Un cañón de arma se apretó al cuello de Blake, y un susurro íntimo le sonó al oído.

—No nos importa si llenas hasta el tope todo tu cuerpo —dijo el muchacho de atrás—. No vas a bajar de este vehículo hasta que te lo digamos.

Blake se encogió de hombros y siguió conduciendo por la carretera llena de árboles, iluminando con sus faros los troncos desnudos que parecían fantasmas en la oscuridad.

El pequeño coche eléctrico reducía velocidad para cruzar la doble verja de acero cuando el depósito de calor de Blake llegó a un punto crítico. El equipo empezó a silbar.

—¿Qué demonios es eso?

—Necesito bajar del coche en seguida —dijo Blake, con la mano en la puerta a punto de abrirla.

—¡Cuidado! —gritó el chico de atrás—. Las manos en el volante.

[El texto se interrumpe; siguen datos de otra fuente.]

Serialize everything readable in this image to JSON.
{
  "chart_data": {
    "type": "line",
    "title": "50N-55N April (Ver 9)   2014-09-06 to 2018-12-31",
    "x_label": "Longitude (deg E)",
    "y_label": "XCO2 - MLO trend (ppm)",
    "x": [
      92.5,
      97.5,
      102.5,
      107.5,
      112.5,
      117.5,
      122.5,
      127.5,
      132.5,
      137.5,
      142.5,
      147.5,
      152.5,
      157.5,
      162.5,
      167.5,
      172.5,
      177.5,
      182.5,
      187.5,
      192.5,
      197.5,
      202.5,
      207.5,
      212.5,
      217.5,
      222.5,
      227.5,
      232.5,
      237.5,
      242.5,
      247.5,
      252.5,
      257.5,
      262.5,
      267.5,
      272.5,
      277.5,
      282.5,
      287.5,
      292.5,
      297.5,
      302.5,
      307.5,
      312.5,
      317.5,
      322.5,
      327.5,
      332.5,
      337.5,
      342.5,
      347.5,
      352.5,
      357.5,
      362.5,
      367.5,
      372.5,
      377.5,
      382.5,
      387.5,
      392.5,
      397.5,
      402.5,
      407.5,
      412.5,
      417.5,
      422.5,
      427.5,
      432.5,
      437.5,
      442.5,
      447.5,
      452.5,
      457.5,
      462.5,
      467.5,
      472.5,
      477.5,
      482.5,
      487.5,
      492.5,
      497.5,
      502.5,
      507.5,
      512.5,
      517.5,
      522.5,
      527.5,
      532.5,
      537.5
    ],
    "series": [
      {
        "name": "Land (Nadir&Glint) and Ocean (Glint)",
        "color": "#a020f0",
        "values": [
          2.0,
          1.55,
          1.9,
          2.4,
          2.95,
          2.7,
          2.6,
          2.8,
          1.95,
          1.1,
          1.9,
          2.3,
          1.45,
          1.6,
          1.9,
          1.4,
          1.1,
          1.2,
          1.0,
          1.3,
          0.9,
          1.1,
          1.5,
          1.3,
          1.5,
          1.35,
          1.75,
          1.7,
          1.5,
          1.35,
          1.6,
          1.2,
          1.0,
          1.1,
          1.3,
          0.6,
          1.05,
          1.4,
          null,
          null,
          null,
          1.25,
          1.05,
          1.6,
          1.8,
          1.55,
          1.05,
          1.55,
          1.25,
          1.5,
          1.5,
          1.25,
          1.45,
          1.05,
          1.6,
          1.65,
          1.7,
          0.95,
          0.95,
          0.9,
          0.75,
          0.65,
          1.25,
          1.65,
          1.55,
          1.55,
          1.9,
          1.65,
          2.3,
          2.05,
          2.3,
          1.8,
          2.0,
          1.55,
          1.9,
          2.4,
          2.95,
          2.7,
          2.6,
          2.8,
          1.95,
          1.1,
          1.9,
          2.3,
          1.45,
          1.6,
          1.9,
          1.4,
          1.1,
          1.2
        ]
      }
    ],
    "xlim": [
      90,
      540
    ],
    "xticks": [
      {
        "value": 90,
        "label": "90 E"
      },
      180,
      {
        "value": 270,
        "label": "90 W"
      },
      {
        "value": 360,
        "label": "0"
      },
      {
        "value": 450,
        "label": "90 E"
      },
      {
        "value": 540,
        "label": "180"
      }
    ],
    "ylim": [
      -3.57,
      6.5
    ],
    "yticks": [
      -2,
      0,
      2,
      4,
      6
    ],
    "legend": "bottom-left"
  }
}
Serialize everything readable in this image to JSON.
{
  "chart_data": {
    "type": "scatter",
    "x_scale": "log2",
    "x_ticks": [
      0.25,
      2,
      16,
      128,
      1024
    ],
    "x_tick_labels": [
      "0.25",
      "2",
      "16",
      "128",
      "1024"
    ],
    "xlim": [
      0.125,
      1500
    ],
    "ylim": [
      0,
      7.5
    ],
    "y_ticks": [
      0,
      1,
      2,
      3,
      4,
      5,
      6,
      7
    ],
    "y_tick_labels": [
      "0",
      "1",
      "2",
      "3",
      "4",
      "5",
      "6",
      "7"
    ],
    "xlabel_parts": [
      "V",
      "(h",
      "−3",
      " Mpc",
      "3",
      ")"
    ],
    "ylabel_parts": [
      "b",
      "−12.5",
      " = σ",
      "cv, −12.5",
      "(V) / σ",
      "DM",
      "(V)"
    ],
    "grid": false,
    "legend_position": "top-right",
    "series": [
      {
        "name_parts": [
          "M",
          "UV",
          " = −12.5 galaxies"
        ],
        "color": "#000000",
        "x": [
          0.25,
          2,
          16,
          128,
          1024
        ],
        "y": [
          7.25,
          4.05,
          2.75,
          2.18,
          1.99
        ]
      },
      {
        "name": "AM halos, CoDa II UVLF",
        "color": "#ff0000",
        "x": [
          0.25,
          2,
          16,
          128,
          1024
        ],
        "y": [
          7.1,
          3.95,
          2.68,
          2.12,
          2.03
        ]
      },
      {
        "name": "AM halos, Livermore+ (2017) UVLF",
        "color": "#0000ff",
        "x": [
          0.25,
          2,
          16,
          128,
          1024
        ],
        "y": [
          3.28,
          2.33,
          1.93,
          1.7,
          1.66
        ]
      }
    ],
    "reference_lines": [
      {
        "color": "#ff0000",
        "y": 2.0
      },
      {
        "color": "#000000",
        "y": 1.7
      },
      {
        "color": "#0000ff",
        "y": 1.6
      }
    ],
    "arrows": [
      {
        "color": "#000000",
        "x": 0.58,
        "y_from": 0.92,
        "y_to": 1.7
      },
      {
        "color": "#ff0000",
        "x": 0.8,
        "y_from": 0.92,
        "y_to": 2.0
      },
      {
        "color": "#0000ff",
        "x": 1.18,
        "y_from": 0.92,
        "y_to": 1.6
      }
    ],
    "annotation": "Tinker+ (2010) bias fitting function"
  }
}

En cuestión de segundos el silbido se convirtió en un chillido agudo.

—Déjale salir —dijo la chica de atrás—. Déjame salir a mí también.

Demasiado tarde. Una columna de fuego azul a gran presión explotó en el equipo que Blake llevaba entre los hombros; desde atrás debió parecer que su cabeza era un volcán. La tapicería de plástico ardió, emitiendo un acre humo negro. En la delgada plancha de metal del techo del coche se hizo un agujero.

Arrojando un chorro espectacular de llamas, Blake salió tambaleándose del coche, un hombre que ardía vivo. Sus aterrorizados captores salieron del coche detrás de él, mirándole horrorizados.

Retrocediendo del calor espantoso, muriendo ante sus ojos, Blake regresó tambaleante al vehículo humeante y se derrumbó sobre el asiento del conductor. Con un último espasmo de agonía, un reflejo inconsciente de huida, puso el coche en marcha atrás. El vehículo salió disparado y empezó a girar, arrojando fragmentos en llamas a la mojada carretera y dirigiéndose salvajemente hacia el bosque.

Pero por alguna razón el coche permaneció en la carretera. Blake no había contemplado todos aquellos holovídeos de acción y aventuras, con especialistas que se abalanzaban envueltos en llamas, sin aprender la técnica.